L’office d’enregistrement de l’extension nationale vient d’être confirmé dans ses attributions par Madame Fleur Pellerin, ministre en charge de l’économie numérique. La gestion du .FR reste acquise à l’Afnic pour les 5 prochaines années.
Le Journal Officiel l’a annoncé ce matin. Conformément à l’arrêté ministériel du 25 juin 2012, l’Afnic, Association Française pour le Nommage Internet en Coopération, est reconduite dans sa mission de gestion du .FR pour les cinq prochaines années. Un soulagement qui vient mettre fin à quelques mois d’incertitude après la remise en cause du système d’attribution des noms de domaine du territoire national par le Conseil Constitutionnel.
Cependant, nous ignorons encore si l’Afnic obtiendra également la gestion des dix autres extensions du territoire français, objets du même appel à candidatures, à savoir : le .GF (Guyane Française), le .GP (Guadeloupe), le .MQ (Martinique), le .PM (Saint Pierre et Miquelon), le .RE (La Réunion), le .WF (Wallis et Futuna), le .YT (Mayotte), le .MF (Saint-Martin), le .BL (Saint-Barthélemy) et le .TF (Terres Australes et Antarctiques Françaises. Rappelons que jusqu’à présent, l’Afnic était l’office d’enregistrement de 6 de ces extensions, notamment du .FR et du .RE, plusieurs organisations se répartissant les 5 autres.
UNE DESIGNATION SOUS CONDITIONS
Selon l’arrêté publié aujourd’hui au Journal Officiel, la désignation de l’Afnic en tant qu’office d’enregistrement est en effet assortie de prescriptions énoncées dans l’Annexe I, et notamment :
la "mise en place d'un dispositif permettant à toute personne de porter à la connaissance de l'office un nom de domaine présentant un caractère illicite ou contraire à l'ordre public" (apologie ou contestation des crimes contre l'humanité ; incitation à la discrimination, à la haine ou à la violence ; pornographie enfantine…);
la "mise en place d'un dispositif de notification aux services de l'Etat", en cas d’attaque porté à l’Afnic, par exemple;
la définition des "modalités d'audits de la sécurité et de la résilience des infrastructures", en lien avec l'Agence nationale de sécurité des systèmes d'information.

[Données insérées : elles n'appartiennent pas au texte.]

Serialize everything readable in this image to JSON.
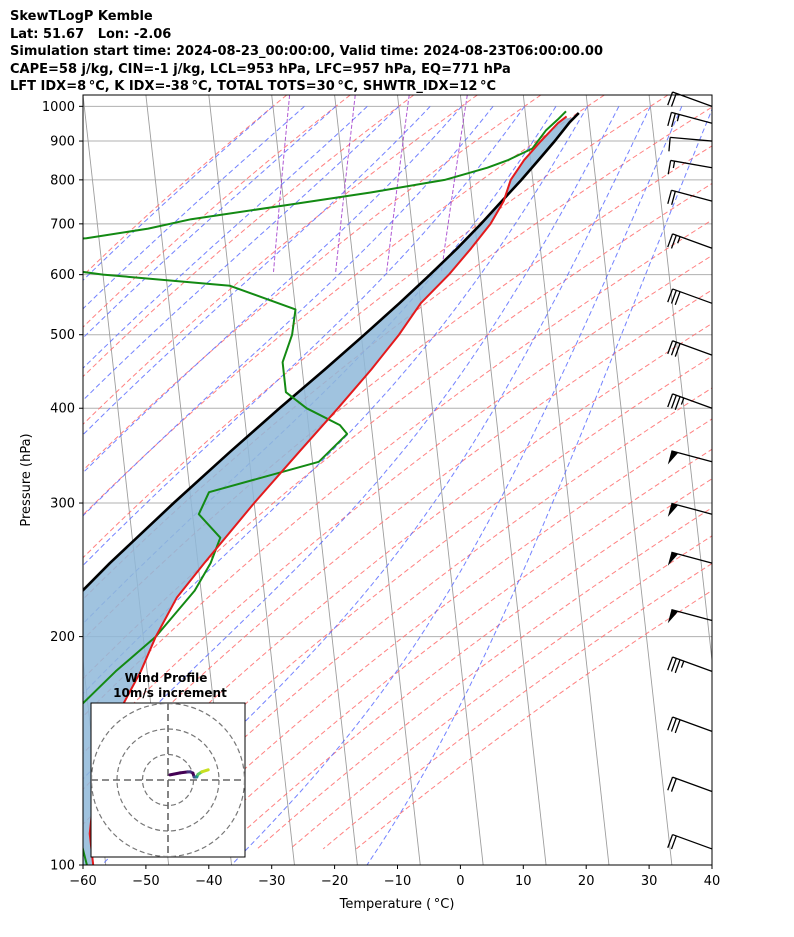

Enfin, l’annexe II de l’arrêté précise également quels sont les termes réservés à l’office aux fins de sa mission, à savoir : FR, NIC, WWW, WEB, W3, WHOIS, OFFICE-D-ENREGISTREMENT, OFFICEDENREGISTREMENT, OFFICE-ENREGISTREMENT, OFFICEENREGISTREMENT, OFFICENREGISTREMENT ainsi que ceux réservés pour l'enregistrement des noms de troisième niveau, ASSO, TM, COM, CO.